LONDON (Thomson Reuters Foundation) - The United Kingdom has begun the process of becoming a member of a global initiative which aims to bring greater transparency and accountability to the oil, gas and mining sector.
While the UK is generally considered neither resource-rich nor especially corrupt, the British government has taken the lead in pushing for more transparency in the extractive sector, particularly in its role as chair of the Group of Eight industrialised countries.
“I think it is very much the case that we are not being driven into the EITI process by some massive concern that there is loads of corruption going on in the UK,” Jo Swinson, business minister and UK EITI champion, told the launch conference in London on Tuesday.
“But what we have recognised is that in order to give international leadership to this issue... then being able to have our own house in order is really important,” she added.
“We are not just saying that you should do this, we are saying that we are really going to support this ourselves,” she said.
The Extractive Industry Transparency Initiative (EITI), first announced in 2002 by former British prime minister Tony Blair, requires member countries to compel any extractive company operating within their borders to publish the payments it has made to the government, and the government to publish the revenue it has received from the company.
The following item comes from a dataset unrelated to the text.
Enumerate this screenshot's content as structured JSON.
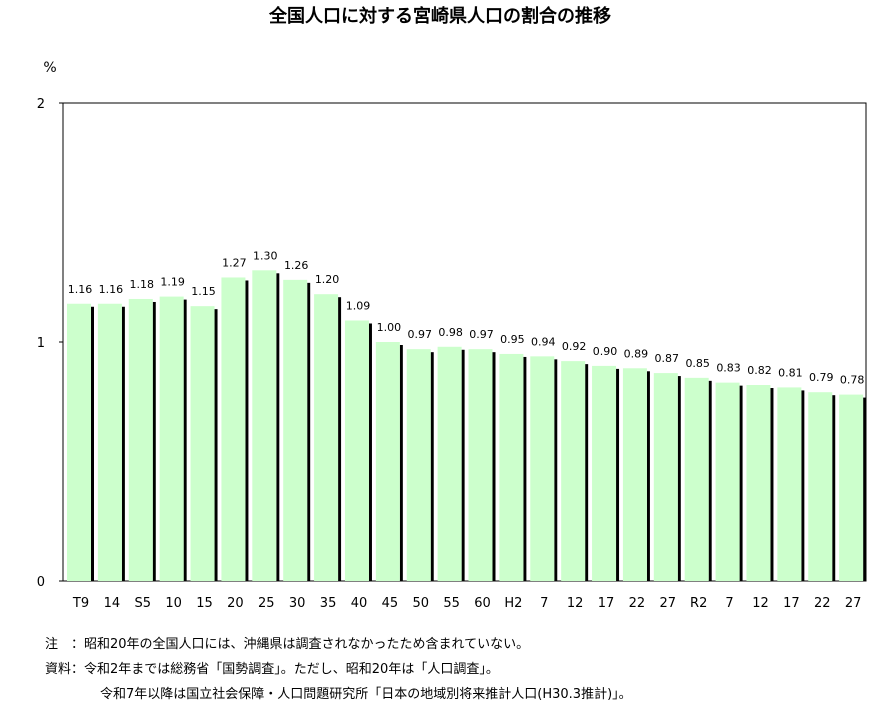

The two sets of accounts are independently verified and published as a publicly available EITI report.
In addition to its revenue transparency requirements, the EITI announced in May a new, revised standard that will require that EITI-implementing countries publish far more contextual data about their extractive industry including production figures, the registration of licences and permits and the transfer of extractive revenue from federal to local government.
PRACTISE WHAT YOU PREACH
Of the EITI’s 39 implementing countries, only Norway, the home of the EITI secretariat, could be described as a rich Western country. However, stung by complaints that the West does not always practise what it preaches with regards to good governance initiatives, rich Western countries have begun to show an interest in joining the EITI too.
The UK, the United States, France and Italy have all committed themselves to joining the EITI while Australia is about to finish an EITI pilot programme and Germany recently announced that it would soon start one.
“Even in countries with good governance systems, these resources are difficult to manage,” said Clare Short, chair of the EITI and former British development minister.
Short cited Australia as an example of a Western country that had faced problems at the peak of the last commodities boom because of the negative effects of soaring commodity prices vis-a-vis the rest of the economy.
“Tourism and agriculture got squeezed a bit by the high currency because they have got so much mining...,” Short said.
Short urged the UK’s EITI multi-stakeholder group (MSG) of industry, civil society and government representatives to break new ground when implementing the initiative so that it could be an example to others.
“Make it work for the UK, make it useful and think of doing it in a way which will be useful to other countries to use the EITI more creatively and more meaningfully,” Short said.
“And get onto the meat, don’t fiddle around forever consulting over who is going to be on the multi-stakeholder groups,” she added.